Blanchie. La narratrice l’est-elle vraiment alors que nous lisons les dernières lignes de ce récit en vers signé Brigitte Haentjens? L’auteure, connue surtout pour ses mises en scène, malgré son très beau recueil de poèmes D’éclats de peines, publié il y a 20 ans, signe ici un récit où le chagrin est le personne principal. Ou donne-t-il l’impression de l’être puisqu’il sert de moteur au récit lui-même, qui relate l’état de perdition dans lequel se trouve la narratrice, photographe, après la mort accidentelle de son frère. Un frère qui était son double, son tout, son modèle.
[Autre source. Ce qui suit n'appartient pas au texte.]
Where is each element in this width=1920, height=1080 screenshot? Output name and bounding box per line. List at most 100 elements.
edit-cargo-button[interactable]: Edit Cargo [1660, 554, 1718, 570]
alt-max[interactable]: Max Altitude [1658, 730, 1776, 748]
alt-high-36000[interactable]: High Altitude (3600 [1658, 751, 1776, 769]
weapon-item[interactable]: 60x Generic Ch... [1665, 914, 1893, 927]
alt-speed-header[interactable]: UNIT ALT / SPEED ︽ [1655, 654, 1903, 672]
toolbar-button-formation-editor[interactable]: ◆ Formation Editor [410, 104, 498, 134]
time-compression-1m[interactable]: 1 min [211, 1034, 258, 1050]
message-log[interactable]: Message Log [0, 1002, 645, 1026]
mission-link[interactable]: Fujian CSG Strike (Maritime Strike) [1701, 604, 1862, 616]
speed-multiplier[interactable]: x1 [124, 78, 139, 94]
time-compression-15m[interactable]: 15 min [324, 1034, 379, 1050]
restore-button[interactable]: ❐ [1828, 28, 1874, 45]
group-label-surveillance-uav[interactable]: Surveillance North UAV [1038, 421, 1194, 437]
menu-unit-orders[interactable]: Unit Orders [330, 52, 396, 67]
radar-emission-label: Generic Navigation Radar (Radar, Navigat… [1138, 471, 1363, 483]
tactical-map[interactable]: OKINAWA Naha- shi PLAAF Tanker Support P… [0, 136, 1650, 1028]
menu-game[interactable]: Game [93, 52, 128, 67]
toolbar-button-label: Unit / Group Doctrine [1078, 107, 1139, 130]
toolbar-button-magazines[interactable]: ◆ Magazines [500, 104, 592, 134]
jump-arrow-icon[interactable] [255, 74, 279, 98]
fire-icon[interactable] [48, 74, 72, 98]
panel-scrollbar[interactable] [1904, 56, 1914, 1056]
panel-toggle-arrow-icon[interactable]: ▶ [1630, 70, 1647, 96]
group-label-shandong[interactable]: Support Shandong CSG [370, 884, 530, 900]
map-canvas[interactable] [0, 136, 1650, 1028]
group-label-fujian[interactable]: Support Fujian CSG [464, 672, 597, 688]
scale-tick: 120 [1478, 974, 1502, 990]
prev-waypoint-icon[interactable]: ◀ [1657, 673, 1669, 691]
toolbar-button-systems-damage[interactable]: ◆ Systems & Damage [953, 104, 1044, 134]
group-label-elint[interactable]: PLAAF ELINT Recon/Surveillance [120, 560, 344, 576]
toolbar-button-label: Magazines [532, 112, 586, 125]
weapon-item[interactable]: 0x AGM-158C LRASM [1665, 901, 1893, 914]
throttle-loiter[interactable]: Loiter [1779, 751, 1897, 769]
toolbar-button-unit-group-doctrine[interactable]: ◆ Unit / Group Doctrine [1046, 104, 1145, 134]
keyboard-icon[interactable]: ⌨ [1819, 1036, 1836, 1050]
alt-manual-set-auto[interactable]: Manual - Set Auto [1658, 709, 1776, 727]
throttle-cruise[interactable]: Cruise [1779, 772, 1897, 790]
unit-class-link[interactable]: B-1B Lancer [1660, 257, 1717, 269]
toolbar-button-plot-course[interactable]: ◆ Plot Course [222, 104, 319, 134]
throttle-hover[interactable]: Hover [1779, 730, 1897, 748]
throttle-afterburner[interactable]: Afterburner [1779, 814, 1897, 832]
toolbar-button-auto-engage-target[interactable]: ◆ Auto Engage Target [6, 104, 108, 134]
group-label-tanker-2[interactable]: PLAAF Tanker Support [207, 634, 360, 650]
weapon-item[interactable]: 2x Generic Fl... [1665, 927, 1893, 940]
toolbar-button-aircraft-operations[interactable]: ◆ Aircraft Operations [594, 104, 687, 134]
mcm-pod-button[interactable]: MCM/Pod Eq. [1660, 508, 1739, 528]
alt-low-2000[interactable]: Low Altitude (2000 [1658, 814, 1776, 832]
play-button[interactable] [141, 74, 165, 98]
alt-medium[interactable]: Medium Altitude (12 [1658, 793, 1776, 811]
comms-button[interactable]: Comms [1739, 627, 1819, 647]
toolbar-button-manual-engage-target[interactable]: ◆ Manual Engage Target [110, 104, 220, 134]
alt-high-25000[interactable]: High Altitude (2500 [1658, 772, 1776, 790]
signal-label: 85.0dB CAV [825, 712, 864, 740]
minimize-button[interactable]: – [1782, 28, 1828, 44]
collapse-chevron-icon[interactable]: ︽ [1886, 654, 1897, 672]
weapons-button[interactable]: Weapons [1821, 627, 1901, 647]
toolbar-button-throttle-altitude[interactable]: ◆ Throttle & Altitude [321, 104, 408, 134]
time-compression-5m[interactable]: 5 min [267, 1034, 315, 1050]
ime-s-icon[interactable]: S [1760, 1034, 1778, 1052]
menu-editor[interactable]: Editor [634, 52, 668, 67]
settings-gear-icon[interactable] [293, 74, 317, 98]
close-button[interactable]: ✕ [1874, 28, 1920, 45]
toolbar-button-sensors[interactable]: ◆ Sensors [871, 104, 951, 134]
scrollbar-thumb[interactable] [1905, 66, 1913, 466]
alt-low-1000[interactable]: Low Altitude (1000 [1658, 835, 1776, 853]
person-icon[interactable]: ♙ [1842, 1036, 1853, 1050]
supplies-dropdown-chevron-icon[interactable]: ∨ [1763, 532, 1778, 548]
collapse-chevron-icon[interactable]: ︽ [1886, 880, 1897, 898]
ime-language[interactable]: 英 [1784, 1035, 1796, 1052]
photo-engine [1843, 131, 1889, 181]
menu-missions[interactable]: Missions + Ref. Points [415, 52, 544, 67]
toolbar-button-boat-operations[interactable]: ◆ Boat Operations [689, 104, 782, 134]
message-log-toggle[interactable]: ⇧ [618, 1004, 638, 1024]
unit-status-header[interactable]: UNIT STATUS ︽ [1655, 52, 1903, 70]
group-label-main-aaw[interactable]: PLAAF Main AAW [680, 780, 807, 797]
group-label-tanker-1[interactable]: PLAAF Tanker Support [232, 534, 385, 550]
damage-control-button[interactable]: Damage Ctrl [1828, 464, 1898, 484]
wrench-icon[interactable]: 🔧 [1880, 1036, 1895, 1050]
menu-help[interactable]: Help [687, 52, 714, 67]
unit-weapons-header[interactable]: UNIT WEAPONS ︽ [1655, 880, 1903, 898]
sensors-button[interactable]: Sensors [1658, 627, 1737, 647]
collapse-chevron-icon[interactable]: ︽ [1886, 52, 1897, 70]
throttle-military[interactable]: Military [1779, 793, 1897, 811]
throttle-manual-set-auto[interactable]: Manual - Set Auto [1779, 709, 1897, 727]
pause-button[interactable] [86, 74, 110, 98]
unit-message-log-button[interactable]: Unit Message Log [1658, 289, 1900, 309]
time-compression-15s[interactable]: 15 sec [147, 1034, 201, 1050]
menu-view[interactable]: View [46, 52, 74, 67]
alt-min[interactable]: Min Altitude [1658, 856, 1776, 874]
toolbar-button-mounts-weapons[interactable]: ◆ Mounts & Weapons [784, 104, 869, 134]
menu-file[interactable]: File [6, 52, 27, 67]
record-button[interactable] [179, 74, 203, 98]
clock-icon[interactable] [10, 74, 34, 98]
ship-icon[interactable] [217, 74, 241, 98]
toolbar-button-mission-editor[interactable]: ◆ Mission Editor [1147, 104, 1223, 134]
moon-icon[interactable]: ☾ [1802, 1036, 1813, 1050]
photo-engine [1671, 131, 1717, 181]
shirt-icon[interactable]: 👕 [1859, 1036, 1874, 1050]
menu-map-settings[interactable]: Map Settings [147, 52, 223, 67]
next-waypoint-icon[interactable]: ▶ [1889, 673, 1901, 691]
Elle n’a d’ailleurs jamais photographié personne d’autre que lui.

À l’heure où s’ouvre le livre, elle va d’errance en errance, se cherchant, se perdant, désorientée, incapable de retrouver ses balises, s’abrutissant dans des relations destructrices, abandonnant ce qu’elle est au profit des autres qui l’utilisent. Mais la douleur est si forte que cela lui permet d’oublier. Le manque, la douleur, le désespoir. Plus rien ne sera pareil. Elle est morte aussi, dans sa tête, même si son corps a survécu.

Blanchie. Le sera-t-elle un jour? Peut-on vivre en absence de soi-même?

Voilà un magnifique récit, avec quelque chose de théâtral — le contraire aurait été étonnant — mettant en scène le chagrin, le chagrin plus fort que tout, celui qui déboussole et dont on ne revient pas toujours. Un récit superbement écrit et ponctué par des photos signées Antonio Barsetti.

Une réponse

  1. Je lis cette note juste après avoir préparé mon billet de demain sur un autre roman qui porte sur le même thème ! Aussi je retiens ce titre dont tu dis grand bien.